Since the enforcement of the Digital Privacy Act, failure to notify a data breach
is sanctioned by fines of up to C$100,000—about US$75,300 (art 28, PIPEDA). However,
the enforcement powers of the Privacy Commissioner are limited. As currently framed,
the Privacy Commissioner has no authority to order changes or emit sanctions in case
of non-compliance. At the provincial level, some privacy commissioners (ie Alberta
and Quebec) have such authority.
The lack of harmonization results in somewhat uneven practices on the Canadian territory.
Following the Facebook data breaches, the opportunity to provide Commissioner with
more extended investigation and sanction power may warrant further consideration.
If sanctions under PIPEDA may be insufficient to ensure compliance from industrial
giants, the US legislation does not provide a satisfying harmonized framework on the
territory, making high sanctions difficult to apply at times.
Conclusion and discussion
The opportunities brought by the integration of AI technologies in the field of health
care should not be underestimated. AI developments can help sifting through huge volumes
of data to detect patterns, correlations and perform complex calculations, tasks that
machines are better equipped to perform than humans are. Many such applications are
already in use, helping health care providers save time and money and improving health
research and patient care. However, should individuals become reluctant to provide
access to their personal data, the impact would be devastating for the implementation
of AI in any health care system. A general loss of trust from the public is understandable
given the high-profile examples of misuses of personal data such as revealed by the
Cambridge Analytica case.
The GDPR’s new mechanisms aiming to prevent such unwanted uses of personal data, especially
through the prohibition of opt-out scenarios and some consent requirements, could
guide North American policymakers. The specificities of AI and the novel risks brought
for privacy protection are, at least partially, addressed in the GDPR: although some
mechanisms seem restrictive and could be problematic for AI developers (such as the
right to erasure), the general effort toward increased responsibility of data actors
must be acknowledge and should inspire the adoption of more protective regulations.

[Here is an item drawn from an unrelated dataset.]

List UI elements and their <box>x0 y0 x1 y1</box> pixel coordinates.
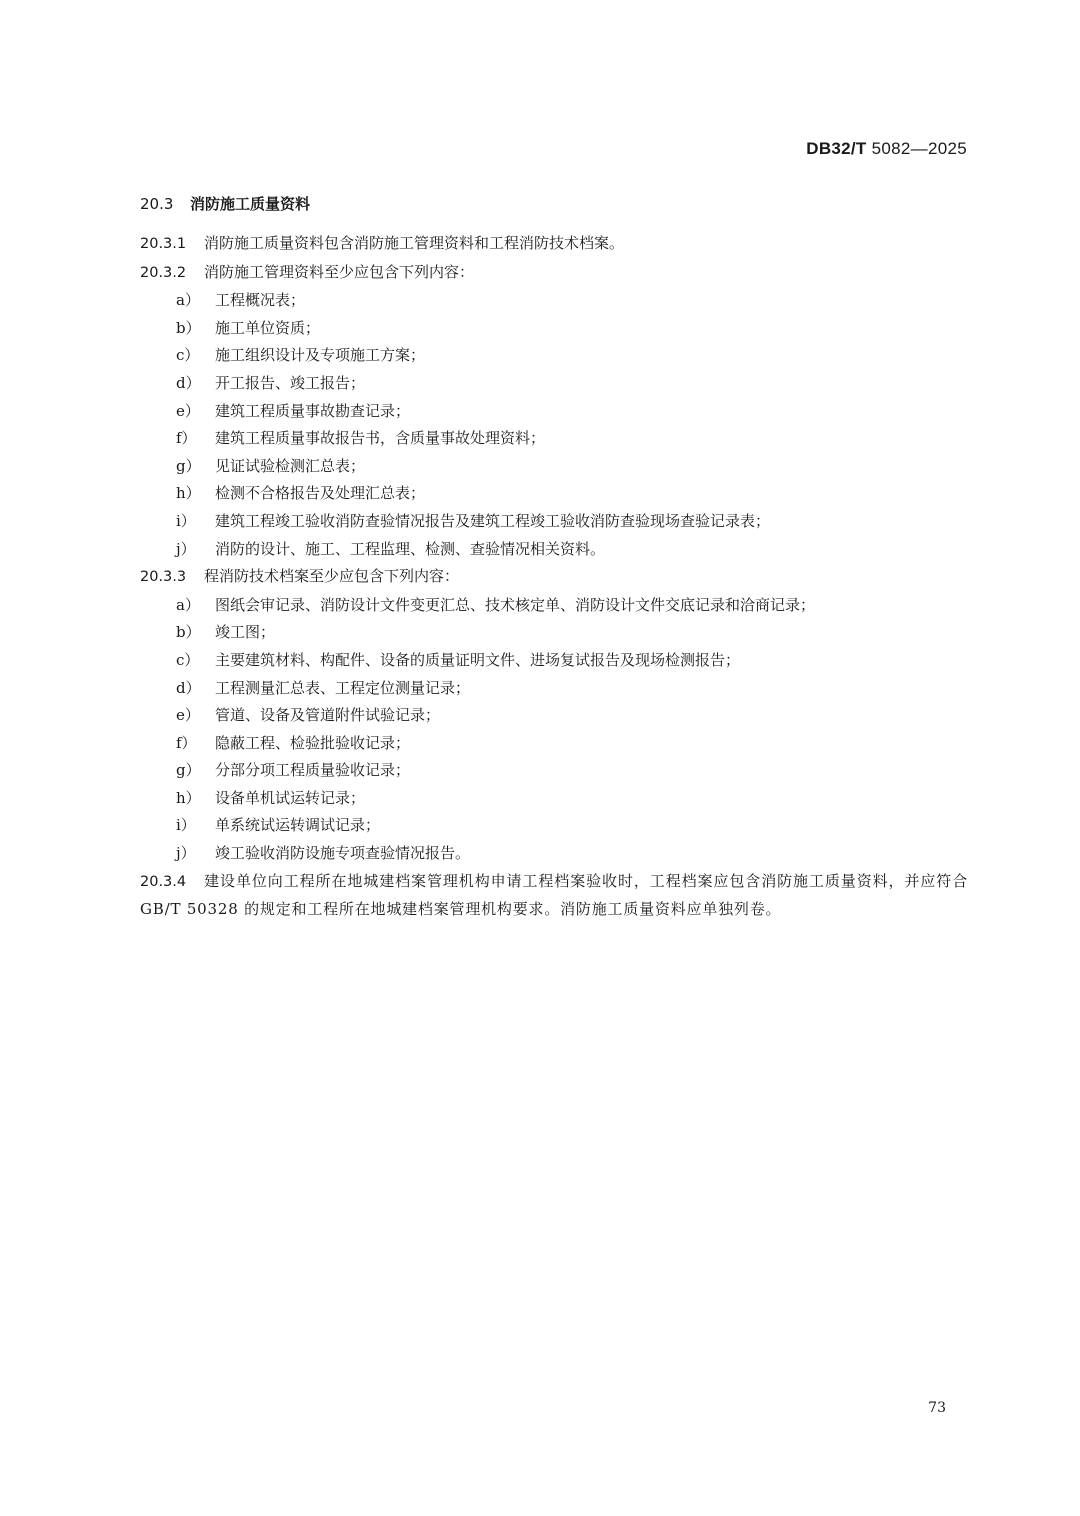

We contend that the political and economic impetus to align data privacy law with
the GDPR also calls for legal reform, in order to make the Canadian and US legislation
more relevant to the unique privacy challenges raised by AI. While HIPAA provides
protective mechanisms as well as substantive penalties, it only targets identifiable
data collected by covered entities and business associates. Canada has an all-encompassing
law that applies to all industries and all personal data collected for commercial
purposes. However, stakeholders agree that it is outdated to respond to the reality
of AI and the internet. The extra territoriality and expended duties imposed by the
GDPR regulation maybe a source of discontent and uncertainty and may negatively affect
data sharing for a time. This should not overshadow interesting novel features included
in the EU regulation that would help better address the challenges posed by AI. Any
legal reform should certainly consider these elements for Canada and US privacy legislations
but should also keep in mind that the GDPR’s application scope is yet to be defined
through case law. Any uncertainty regarding the GDPR’s potential application could
be addressed in the reforms to come in North America. In fact, Health Canada, which
is revising its medical devices regulations, seems to be aware of this opportunity.
It is anticipated that any medical device with automated data profiling will be approved
if it comes with a ‘white box’, by opposition to the problematic ‘black box’. The
white box should allow to understand the way the profiling is created by the device,
limiting the risks associated to biased automated profiling.
Finally, we believe that developing a compatible international framework to protect
personal information that enables responsible data sharing and cross-border data transfers
would be beneficial to all parties.
Let us also not forget that, ultimately, the benefits we can expect of AI are directly
determined by the sum of data such technology is allowed to use and be trained on.